Cannedy S, McCoy M, Oishi K, Ismelda C, Hamilton AB, Olmos-Ochoa TT. Coping with disruptive patients: Perspectives of primary care employees. Work (Reading, Mass.). 2023 Aug 19.
The impact of patient aggression on primary health care employees is underexplored, yet imperative to address, given high rates of burnout.
We qualitatively explore perceptions of patient aggression among staff in women''s health primary care at the Veterans Health Administration (VA). Our objective is to identify coping strategies staff devised in response to aggressive behavior.
We conducted semi-structured interviews with 60 VA women''s health primary care employees in 2021 and 2022. Informed by the Job Demands-Resources theoretical model, we used rapid qualitative analysis to identify themes related to patient aggression and employee coping strategies.
Disruptive behaviors reported by participants included verbal and physical aggression. Staff cited disruptive patient behavior as emotionally draining and perceived a lack of consequences for low level aggression. Respondents used coping strategies in response to patient aggression at three time points: before, during, and after a negative interaction. At each point, support from team members emerged as a dominant coping mechanism, as well as rapport-building with patients.

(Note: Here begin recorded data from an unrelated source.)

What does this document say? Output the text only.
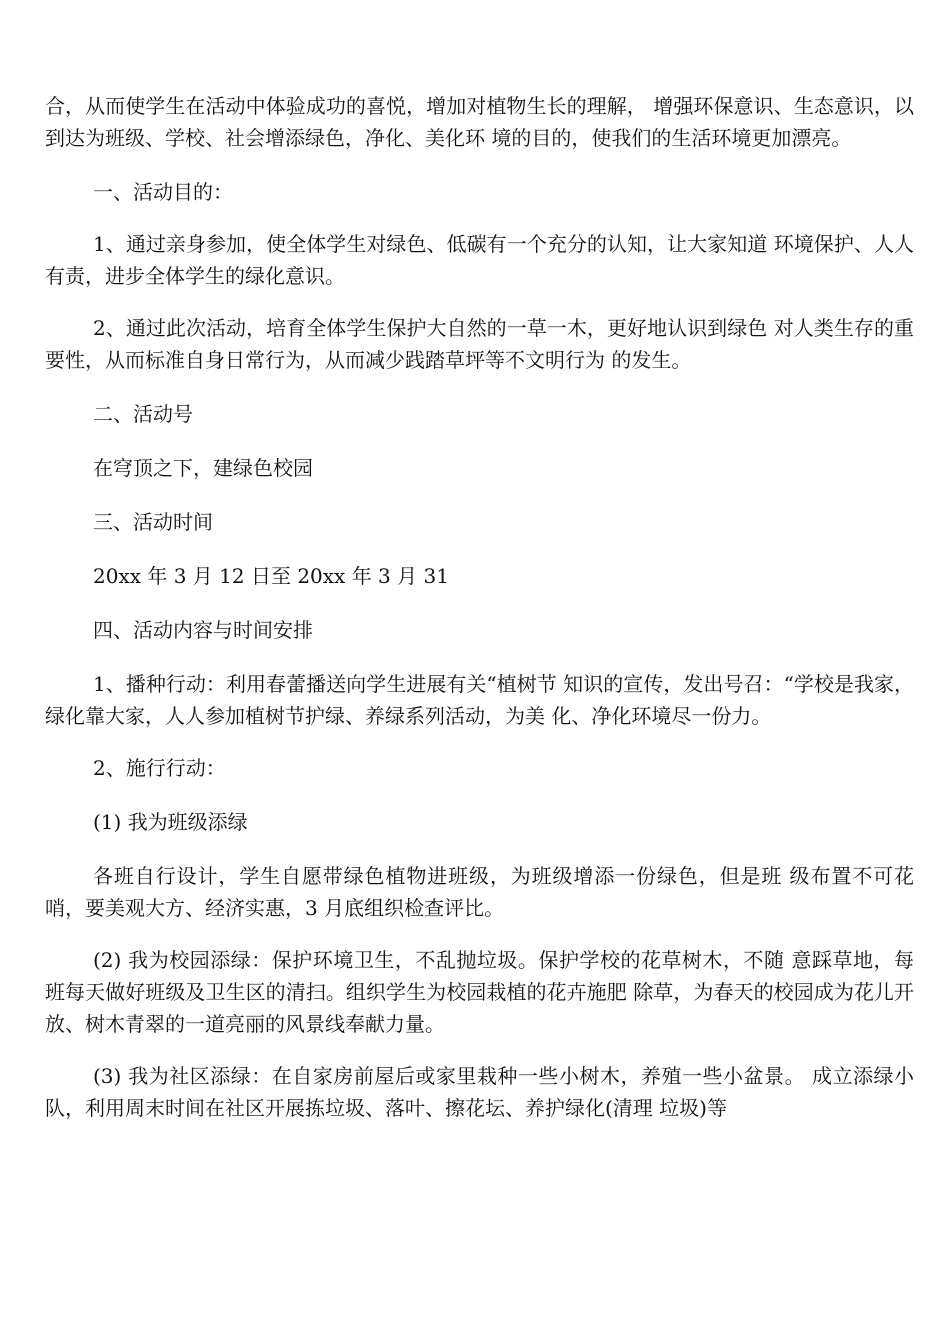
合，从而使学生在活动中体验成功的喜悦，增加对植物生长的理解， 增强环保意识、生态意识，以到达为班级、学校、社会增添绿色，净化、美化环 境的目的，使我们的生活环境更加漂亮。

一、活动目的：

1、通过亲身参加，使全体学生对绿色、低碳有一个充分的认知，让大家知道 环境保护、人人有责，进步全体学生的绿化意识。

2、通过此次活动，培育全体学生保护大自然的一草一木，更好地认识到绿色 对人类生存的重要性，从而标准自身日常行为，从而减少践踏草坪等不文明行为 的发生。

二、活动号

在穹顶之下，建绿色校园

三、活动时间

20xx 年 3 月 12 日至 20xx 年 3 月 31

四、活动内容与时间安排

1、播种行动：利用春蕾播送向学生进展有关“植树节 知识的宣传，发出号召：“学校是我家，绿化靠大家，人人参加植树节护绿、养绿系列活动，为美 化、净化环境尽一份力。

2、施行行动：

(1) 我为班级添绿

各班自行设计，学生自愿带绿色植物进班级，为班级增添一份绿色，但是班 级布置不可花哨，要美观大方、经济实惠，3 月底组织检查评比。

(2) 我为校园添绿：保护环境卫生，不乱抛垃圾。保护学校的花草树木，不随 意踩草地，每班每天做好班级及卫生区的清扫。组织学生为校园栽植的花卉施肥 除草，为春天的校园成为花儿开放、树木青翠的一道亮丽的风景线奉献力量。

(3) 我为社区添绿：在自家房前屋后或家里栽种一些小树木，养殖一些小盆景。 成立添绿小队，利用周末时间在社区开展拣垃圾、落叶、擦花坛、养护绿化(清理 垃圾)等
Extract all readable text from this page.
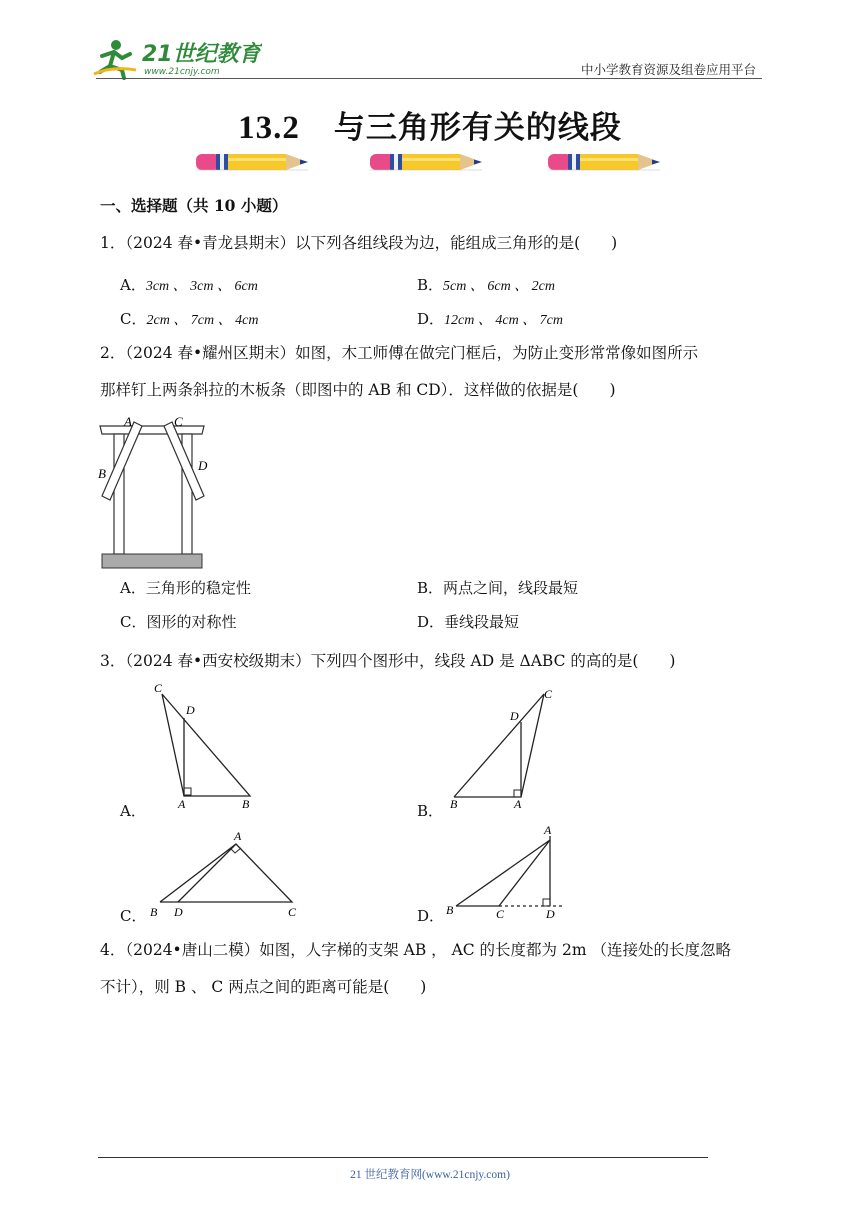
21世纪教育
www.21cnjy.com	中小学教育资源及组卷应用平台
13.2 与三角形有关的线段
一、选择题（共 10 小题）
1．（2024 春•青龙县期末）以下列各组线段为边，能组成三角形的是(　　)
A．3cm 、 3cm 、 6cm	B．5cm 、 6cm 、 2cm
C．2cm 、 7cm 、 4cm	D．12cm 、 4cm 、 7cm
2．（2024 春•耀州区期末）如图，木工师傅在做完门框后，为防止变形常常像如图所示
那样钉上两条斜拉的木板条（即图中的 AB 和 CD）．这样做的依据是(　　)
A	C
B
D
A．三角形的稳定性	B．两点之间，线段最短
C．图形的对称性	D．垂线段最短
3．（2024 春•西安校级期末）下列四个图形中，线段 AD 是 ΔABC 的高的是(　　)
A．
C
D
A	B	B．
C
D
B	A
C．
A
B D	C	D．
A
B	C	D
4．（2024•唐山二模）如图，人字梯的支架 AB ， AC 的长度都为 2m （连接处的长度忽略
不计），则 B 、 C 两点之间的距离可能是(　　)
21 世纪教育网(www.21cnjy.com)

Patient aggression can negatively impact the work experiences of primary care employees. At VA, women''s health primary care staff have devised multiple strategies to cope with these interactions. However, the ability to effectively prevent and manage patient aggression is limited by the lack of meaningful repercussions for aggression at the organizational level, which has important implications for employee well-being and retention. Retention of women''s health employees in VA is critical given the need for a highly specialized workforce to address the complex health needs of women Veterans.